The emergence of in-memory computing frameworks marked a significant advancement in Big Data analytics. By minimizing disk input/output operations, in-memory processing enables faster execution and supports interactive analytics, making near real-time business intelligence increasingly attainable [6], [10].

2.3 Apache Spark and PySpark for Distributed Data Analytics

Apache Spark has become a prominent distributed analytics framework due to its in-memory processing capabilities, fault-tolerant design, and support for parallel computation across clustered environments [5], [6]. Its architecture allows efficient handling of complex analytical tasks while maintaining scalability and reliability, making it well suited for large-scale data analysis.

PySpark extends the functionality of Apache Spark by offering a Python-based interface, allowing analysts and researchers to utilize Python’s flexibility while leveraging distributed computing capabilities [7]. Existing studies highlight PySpark’s effectiveness in reducing development time and facilitating rapid experimentation in both academic and industry settings [7], [10]. Compared to lower-level distributed programming models, PySpark provides an effective balance between computational performance and ease of use.

Despite these advantages, much of the existing literature on Spark and PySpark concentrates on system performance evaluation, machine learning workflows, or predictive analytics applications [6], [10]. The application of PySpark for large-scale descriptive and exploratory analysis of customer purchase behaviour, particularly when integrated with visualization techniques for business interpretation, remains relatively underrepresented [11].

2.4 Distributed Analytics in Customer-Centric Applications

Distributed analytics frameworks have been extensively applied in customer-oriented domains such as recommendation engines, sales forecasting, and churn analysis [8], [9]. These studies demonstrate the ability of distributed systems to process large transactional datasets efficiently and support advanced analytical modeling.

However, the majority of existing research prioritizes predictive modeling, often at the expense of descriptive and exploratory analytics [9]. While predictive insights are valuable, businesses also require transparent analytical summaries that reveal current purchasing patterns, product performance, and regional variations [2]. The limited focus on interpretability in distributed analytics reduces the practical usability of such systems for managerial decision-making [11].

Additionally, comprehensive analysis that integrates multiple dimensions—such as product categories, customer segments, and geographic regions—remains insufficiently explored within distributed analytics research, constraining the development of localized and data-driven marketing strategies [8], [11].

2.5 Visual Analytics for Interpreting Customer Behaviour

Visual analytics plays a vital role in converting complex analytical results into interpretable insights that support informed decision-making.
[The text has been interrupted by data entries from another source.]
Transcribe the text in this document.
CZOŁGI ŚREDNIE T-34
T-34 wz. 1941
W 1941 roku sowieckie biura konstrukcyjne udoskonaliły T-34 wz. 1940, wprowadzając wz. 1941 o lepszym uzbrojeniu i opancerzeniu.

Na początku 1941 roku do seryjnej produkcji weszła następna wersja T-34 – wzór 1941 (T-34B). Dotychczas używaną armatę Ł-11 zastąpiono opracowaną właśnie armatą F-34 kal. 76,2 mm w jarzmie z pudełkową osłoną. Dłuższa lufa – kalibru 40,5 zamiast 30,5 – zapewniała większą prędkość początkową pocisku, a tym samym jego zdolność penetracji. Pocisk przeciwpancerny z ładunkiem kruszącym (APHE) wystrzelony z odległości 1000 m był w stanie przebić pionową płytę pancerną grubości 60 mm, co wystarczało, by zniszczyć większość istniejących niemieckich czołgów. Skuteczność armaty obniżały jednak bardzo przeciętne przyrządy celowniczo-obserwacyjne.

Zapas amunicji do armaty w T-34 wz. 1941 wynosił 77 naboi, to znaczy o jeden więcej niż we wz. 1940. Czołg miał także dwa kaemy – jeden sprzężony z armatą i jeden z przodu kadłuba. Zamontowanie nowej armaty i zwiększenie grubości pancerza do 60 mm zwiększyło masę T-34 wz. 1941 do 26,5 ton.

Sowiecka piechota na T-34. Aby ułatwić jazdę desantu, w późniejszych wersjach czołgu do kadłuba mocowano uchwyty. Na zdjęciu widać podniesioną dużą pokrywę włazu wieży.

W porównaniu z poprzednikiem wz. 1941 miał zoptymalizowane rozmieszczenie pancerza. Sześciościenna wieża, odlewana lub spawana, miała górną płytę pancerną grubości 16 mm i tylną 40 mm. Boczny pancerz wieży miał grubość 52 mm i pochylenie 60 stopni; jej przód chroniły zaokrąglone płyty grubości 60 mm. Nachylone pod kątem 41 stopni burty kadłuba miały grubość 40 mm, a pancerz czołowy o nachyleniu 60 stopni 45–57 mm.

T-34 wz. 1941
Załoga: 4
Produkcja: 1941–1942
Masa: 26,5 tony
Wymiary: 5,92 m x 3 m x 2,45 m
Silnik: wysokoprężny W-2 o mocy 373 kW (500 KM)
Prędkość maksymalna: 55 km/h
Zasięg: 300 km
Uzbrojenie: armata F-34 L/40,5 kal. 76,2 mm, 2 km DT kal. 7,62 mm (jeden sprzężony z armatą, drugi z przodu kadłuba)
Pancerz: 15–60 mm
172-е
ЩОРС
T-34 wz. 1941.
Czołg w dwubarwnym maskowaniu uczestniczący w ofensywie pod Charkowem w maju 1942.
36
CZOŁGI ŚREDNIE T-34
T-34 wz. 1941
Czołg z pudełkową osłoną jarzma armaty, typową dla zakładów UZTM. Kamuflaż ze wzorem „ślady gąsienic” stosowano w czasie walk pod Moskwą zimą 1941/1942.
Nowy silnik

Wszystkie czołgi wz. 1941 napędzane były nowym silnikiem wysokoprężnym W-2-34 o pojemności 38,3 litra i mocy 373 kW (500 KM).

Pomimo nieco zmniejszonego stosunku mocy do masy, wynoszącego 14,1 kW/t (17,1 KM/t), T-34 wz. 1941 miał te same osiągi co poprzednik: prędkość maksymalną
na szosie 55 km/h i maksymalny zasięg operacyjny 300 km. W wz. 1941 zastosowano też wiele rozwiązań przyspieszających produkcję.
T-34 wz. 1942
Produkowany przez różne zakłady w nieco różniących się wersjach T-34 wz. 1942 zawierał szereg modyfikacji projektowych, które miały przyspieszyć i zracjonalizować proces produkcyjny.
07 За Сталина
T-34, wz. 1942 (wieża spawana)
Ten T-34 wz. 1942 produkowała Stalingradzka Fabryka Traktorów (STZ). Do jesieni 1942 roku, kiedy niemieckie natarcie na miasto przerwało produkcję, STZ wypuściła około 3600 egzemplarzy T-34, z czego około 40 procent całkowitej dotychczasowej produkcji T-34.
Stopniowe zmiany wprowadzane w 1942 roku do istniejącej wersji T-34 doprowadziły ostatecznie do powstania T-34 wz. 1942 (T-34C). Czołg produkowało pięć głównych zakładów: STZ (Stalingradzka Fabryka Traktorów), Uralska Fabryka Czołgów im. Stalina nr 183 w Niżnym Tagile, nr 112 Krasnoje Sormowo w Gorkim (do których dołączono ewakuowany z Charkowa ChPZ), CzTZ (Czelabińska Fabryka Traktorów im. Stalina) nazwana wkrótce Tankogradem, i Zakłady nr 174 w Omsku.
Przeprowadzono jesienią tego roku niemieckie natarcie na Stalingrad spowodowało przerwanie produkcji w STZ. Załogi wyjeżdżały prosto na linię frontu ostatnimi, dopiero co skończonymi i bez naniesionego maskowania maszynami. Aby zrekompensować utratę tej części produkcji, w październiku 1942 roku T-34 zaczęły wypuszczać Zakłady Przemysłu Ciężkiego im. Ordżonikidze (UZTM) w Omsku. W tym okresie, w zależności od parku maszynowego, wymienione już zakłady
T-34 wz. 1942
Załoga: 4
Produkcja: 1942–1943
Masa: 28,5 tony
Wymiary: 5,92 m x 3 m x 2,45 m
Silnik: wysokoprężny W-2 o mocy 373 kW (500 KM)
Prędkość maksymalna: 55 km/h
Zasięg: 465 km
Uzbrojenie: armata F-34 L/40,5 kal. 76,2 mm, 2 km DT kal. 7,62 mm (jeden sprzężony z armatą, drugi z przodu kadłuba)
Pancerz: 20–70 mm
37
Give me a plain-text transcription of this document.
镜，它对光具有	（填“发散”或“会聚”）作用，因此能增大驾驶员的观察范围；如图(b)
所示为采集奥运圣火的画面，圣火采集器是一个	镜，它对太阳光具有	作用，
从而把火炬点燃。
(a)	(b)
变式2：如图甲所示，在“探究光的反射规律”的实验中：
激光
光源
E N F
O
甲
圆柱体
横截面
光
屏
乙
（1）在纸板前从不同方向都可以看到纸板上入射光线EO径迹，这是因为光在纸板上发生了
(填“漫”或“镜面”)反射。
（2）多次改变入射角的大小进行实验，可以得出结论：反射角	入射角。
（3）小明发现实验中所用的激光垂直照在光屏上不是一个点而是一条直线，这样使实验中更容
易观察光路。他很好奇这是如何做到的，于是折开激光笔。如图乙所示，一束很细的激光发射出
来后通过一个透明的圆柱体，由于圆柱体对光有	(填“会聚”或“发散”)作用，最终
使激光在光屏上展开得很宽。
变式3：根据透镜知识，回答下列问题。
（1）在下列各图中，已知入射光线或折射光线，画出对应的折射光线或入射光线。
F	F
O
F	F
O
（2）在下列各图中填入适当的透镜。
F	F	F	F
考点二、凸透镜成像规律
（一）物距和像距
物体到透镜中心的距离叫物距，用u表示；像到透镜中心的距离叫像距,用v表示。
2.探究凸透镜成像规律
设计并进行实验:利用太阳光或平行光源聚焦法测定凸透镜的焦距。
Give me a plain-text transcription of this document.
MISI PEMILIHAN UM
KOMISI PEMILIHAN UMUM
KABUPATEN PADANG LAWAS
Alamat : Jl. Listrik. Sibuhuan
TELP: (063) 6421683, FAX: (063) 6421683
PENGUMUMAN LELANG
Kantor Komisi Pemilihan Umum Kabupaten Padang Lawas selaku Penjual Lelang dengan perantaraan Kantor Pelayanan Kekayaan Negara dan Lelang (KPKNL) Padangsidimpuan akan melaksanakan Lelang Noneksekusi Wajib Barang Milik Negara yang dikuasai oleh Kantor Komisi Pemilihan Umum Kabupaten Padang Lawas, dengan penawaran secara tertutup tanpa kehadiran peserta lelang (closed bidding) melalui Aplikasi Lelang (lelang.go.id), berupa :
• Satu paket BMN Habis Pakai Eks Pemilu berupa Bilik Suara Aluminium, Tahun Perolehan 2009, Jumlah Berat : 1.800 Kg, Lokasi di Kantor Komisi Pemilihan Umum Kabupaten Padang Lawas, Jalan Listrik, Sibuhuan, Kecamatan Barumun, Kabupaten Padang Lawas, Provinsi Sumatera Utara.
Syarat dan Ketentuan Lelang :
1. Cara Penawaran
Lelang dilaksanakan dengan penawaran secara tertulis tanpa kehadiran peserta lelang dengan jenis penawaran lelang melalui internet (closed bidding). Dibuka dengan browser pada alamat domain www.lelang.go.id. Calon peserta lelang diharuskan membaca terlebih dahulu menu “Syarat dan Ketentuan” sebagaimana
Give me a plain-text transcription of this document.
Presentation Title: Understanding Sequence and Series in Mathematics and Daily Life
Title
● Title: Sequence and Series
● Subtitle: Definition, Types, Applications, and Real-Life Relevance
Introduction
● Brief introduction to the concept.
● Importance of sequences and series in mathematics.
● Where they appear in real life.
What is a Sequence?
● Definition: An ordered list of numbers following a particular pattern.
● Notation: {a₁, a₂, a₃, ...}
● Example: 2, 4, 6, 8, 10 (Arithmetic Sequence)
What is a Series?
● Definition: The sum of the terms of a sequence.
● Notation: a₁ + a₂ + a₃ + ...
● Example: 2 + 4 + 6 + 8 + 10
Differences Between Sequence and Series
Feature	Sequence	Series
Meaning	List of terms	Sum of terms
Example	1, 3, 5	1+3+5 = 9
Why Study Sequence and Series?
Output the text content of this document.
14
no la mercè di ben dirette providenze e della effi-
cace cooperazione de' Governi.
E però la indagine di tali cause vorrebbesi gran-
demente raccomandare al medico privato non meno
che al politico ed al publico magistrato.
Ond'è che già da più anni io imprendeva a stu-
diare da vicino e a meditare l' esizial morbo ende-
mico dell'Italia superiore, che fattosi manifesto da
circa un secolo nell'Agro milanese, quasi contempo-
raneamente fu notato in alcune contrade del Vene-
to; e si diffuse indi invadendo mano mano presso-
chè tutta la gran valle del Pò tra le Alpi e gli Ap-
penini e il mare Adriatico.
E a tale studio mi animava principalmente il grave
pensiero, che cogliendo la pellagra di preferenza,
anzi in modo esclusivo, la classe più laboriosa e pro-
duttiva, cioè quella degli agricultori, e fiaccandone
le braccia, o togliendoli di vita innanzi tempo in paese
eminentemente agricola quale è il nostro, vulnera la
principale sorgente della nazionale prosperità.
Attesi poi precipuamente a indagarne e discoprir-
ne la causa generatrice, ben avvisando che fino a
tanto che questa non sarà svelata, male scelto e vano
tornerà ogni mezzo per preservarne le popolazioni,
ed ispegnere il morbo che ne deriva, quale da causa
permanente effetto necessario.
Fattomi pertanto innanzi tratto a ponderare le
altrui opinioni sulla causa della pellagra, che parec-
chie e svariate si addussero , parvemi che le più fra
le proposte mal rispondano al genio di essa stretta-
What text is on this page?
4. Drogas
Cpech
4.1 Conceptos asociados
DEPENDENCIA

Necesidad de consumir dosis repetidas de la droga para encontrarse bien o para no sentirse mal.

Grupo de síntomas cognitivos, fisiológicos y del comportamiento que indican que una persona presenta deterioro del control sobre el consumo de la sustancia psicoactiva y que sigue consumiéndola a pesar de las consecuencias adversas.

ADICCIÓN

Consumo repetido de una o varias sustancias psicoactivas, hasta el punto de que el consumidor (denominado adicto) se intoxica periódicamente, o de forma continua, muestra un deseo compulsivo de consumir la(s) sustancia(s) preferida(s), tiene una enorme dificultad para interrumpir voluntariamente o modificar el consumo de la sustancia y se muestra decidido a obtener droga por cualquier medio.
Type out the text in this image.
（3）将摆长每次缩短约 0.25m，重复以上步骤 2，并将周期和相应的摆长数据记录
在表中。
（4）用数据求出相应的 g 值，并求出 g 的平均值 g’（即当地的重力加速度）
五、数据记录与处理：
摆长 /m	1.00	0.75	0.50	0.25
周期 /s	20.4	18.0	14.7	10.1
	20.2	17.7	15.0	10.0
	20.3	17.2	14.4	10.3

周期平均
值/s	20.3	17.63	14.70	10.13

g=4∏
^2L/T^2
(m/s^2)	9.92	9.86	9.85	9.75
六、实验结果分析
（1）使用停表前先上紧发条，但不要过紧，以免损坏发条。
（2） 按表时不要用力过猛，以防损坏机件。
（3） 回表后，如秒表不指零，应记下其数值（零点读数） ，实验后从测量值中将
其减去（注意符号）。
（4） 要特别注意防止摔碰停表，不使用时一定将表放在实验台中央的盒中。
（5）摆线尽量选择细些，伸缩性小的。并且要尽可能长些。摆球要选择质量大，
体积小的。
Visualization methods, including bar charts, pie charts, and multi-dimensional plots, enable stakeholders to quickly understand trends, patterns, and anomalies within large datasets [12].

Prior studies indicate that visual dashboards significantly enhance user comprehension and engagement, leading to improved decision quality [12], [13]. However, many visualization-centric studies rely on aggregated or sampled datasets, which limits their scalability and relevance in Big Data environments [11]. Despite the growing importance of visual analytics, the seamless integration of distributed data processing with visualization workflows remains underexplored.

Moreover, the dependence on proprietary visualization platforms raises concerns related to cost, transparency, and reproducibility. This underscores the need for open-source, scalable analytical frameworks that combine distributed data processing with flexible and interpretable visualization capabilities [7], [11], [13].

2.6 Identified Research Gaps

Prior research in marketing analytics has made substantial progress in examining customer purchase behaviour through statistical methods, data mining techniques, and predictive modeling approaches. Despite these advancements, notable gaps persist in the existing literature. Most studies prioritize prediction-oriented outcomes such as forecasting, recommendation, and churn analysis, while comparatively little attention is given to descriptive and exploratory analytics that provide an in-depth understanding of existing purchasing behaviour. This limits the ability of decision-makers to interpret current market dynamics and customer preferences effectively.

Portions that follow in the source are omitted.